Embora Veiga seja considerado por boa parte da crítica um “escritor fantástico”, os estudos de Gregório, sob orientação da professora Vilma Arêas, concluem que essa definição é, no mínimo, inadequada e inconsistente, como tem aparecido em antologias ou panoramas da ficção brasileira nos últimos 50 anos. “O que acontece de fato é que J.J. Veiga mantém um estreito diálogo com esses dois gêneros: o fantástico e o realismo mágico, pois é um escritor cujos textos apresentam elementos tanto de um quanto de outro gênero”, avalia Gregório. Veiga criou um universo coeso, fundamentado na mesma premissa da construção do insólito, mas rico em suas variadas manifestações e representação de variados conflitos: ingenuidade versus reflexão, liberdade versus opressão, criança versus adulto, e campo versus modernidade.

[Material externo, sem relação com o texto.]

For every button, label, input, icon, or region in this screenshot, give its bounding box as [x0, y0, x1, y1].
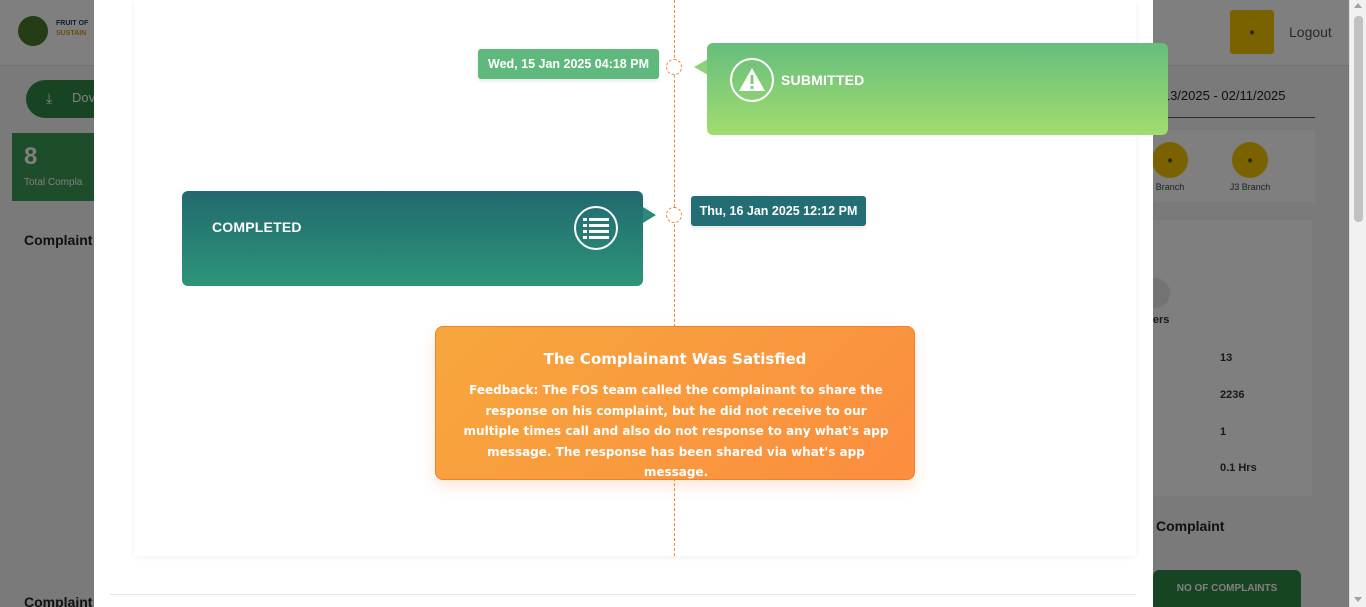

Autor pouco estudado o que não quer dizer que não tenha sido bastante lido , pode-se concluir, em primeiro lugar, “a inegável condição de Veiga como um dos pioneiros do fantástico no País”, que provoca divergentes leituras por parte de uma crítica ainda desacostumada a essa ficção no Brasil. Em segundo lugar, o vínculo inevitável não apenas de Veiga, mas de todo o chamado boom da ficção nacional das décadas de 60 e 70 notadamente do conto, com a ficção hispano-americana , favoreceu a acomodação de sua obra sob o rótulo de “realismo mágico”.
Para Gregório, o termo fantástico é uma expressão usada principalmente para se referir aos escritores dos séculos 18 e 19, que começam a escrever histórias de terror, como Edgar Alan Poe, Hoffmann, Bram Stocker e Mary Shelley, que escreveu Frankenstein. Nesse tipo de literatura, segundo Gregório, havia sempre a hesitação entre o que é e o que não é fantástico. Principalmente no que se refere à figura do fantasma, colocando o leitor em dúvida será que existe o sobrenatural ou não.
No realismo mágico latino-americano, já no século 20, não existe esse tipo de questionamento, quando o sobrenatural aparece mais integrado à realidade. Um exemplo: Gabriel Garcia Márquez, com o seu Cem Anos de Solidão. Veiga escreveu 15 livros. Todos eles possuem uma boa dose que se denomina fantástico. Na maioria de suas obras, verifica-se a existência de alguns elementos, histórias e enredos que se repetem, “a recorrência de determinados tipos de personagens principalmente infantis e a repetição do mesmo ponto-de-vista narrativo”.
Fábula ou parábola, Sombras de Reis Barbudos é, de acordo com Gregório, uma opressiva história de terror e tensão. Ela é contada sob a ótica de uma criança, Lucas, que descreve as coisas absurdas como os feitos da “Companhia” que se instala na cidade, as proibições impostas, a invasão de urubus e, no final, as pessoas começando a voar. “Voar significa a forma libertadora das pessoas para fugir da opressão. Ou será que é apenas o modo de fugir do problema sem resolução? Ninguém pode mais viver livre, amar e sonhar”, diz Gregório. O livro propõe mais perguntas do que respostas, conclui o pesquisador.